Scientists have found antibodies that summon virus-engulfing white blood cells may play an important role in protecting infants from cytomegalovirus.

Cytomegalovirus CMV, a DNA virus from Herpesviridae family on a background with giant cells. 3D illustration. CMV mostly causes diseases in newborns and immunocompromised patients

Researchers from Weill Cornell Medicine and NewYork-Presbyterian, both US, have found that antibodies that summon virus-engulfing white blood cells may play an important role in protecting infants from potentially serious congenital infection with human cytomegalovirus (HCMV). The study, which was published in Journal of Clinical Investigation, was the most comprehensive analysis of its kind to date in HCMV research.
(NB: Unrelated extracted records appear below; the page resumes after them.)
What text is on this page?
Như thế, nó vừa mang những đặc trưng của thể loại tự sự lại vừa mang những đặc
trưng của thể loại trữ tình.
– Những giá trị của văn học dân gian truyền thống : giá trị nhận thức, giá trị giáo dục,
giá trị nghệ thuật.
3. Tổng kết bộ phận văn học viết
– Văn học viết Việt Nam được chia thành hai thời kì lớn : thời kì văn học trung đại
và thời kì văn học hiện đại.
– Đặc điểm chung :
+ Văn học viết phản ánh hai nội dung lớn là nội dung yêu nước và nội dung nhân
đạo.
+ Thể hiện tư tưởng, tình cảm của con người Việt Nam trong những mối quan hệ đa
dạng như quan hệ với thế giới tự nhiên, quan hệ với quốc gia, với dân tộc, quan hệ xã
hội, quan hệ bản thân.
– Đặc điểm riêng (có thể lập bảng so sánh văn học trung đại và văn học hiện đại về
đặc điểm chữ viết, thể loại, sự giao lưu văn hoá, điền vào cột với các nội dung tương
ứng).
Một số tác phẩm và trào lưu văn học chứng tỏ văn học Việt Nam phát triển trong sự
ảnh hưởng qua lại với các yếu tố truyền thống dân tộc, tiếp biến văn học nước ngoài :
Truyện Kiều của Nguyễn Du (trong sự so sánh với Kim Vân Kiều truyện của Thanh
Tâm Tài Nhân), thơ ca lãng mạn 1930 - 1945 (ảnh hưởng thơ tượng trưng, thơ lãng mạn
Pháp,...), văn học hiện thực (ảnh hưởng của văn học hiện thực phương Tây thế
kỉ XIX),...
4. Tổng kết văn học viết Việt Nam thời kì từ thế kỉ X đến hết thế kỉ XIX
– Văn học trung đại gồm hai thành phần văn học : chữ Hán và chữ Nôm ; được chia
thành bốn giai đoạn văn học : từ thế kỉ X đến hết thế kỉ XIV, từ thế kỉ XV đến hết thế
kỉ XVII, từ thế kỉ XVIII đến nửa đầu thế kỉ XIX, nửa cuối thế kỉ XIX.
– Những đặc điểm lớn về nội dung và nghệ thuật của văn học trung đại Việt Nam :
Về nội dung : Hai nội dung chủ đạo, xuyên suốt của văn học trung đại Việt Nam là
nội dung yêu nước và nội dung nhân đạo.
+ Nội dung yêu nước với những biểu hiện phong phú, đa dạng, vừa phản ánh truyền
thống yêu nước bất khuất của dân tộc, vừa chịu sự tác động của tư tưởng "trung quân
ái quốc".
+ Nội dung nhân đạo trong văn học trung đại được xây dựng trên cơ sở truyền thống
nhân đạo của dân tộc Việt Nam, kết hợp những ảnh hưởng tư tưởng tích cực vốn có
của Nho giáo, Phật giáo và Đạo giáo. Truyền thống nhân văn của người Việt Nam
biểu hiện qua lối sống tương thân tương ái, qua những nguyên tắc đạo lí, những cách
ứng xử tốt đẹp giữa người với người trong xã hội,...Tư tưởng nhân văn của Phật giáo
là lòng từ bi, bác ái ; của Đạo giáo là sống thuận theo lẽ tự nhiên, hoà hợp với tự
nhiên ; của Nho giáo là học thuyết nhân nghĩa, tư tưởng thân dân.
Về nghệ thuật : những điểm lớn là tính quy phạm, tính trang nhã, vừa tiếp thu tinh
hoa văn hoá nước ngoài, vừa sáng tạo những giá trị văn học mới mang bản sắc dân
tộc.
In their study, the team examined antibodies in the blood of 81 mothers infected with HCMV, comparing the properties of the antibodies in mothers who had transmitted versus had not transmitted HCMV to their infants. A key finding was that women in the non-transmission group tended to show higher levels of the white blood cell-summoning mechanism, known as antibody-dependent cellular phagocytosis, against HCMV.

“These findings certainly have implications for the types of immune responses HCMV vaccines should be targeting,” said senior author, Dr Sallie Permar.

HCMV sustains itself in the human population in part by mother-to-child transmission during pregnancy. These congenital HCMV infections can cause stillbirth, hearing loss, brain development abnormalities and other conditions in young children; and preventing them is a major public health goal. But conventional vaccine and antibody-based therapy strategies have so far proven ineffective against congenital HCMV infection—underscoring the need to understand how the immune system can fight this virus effectively.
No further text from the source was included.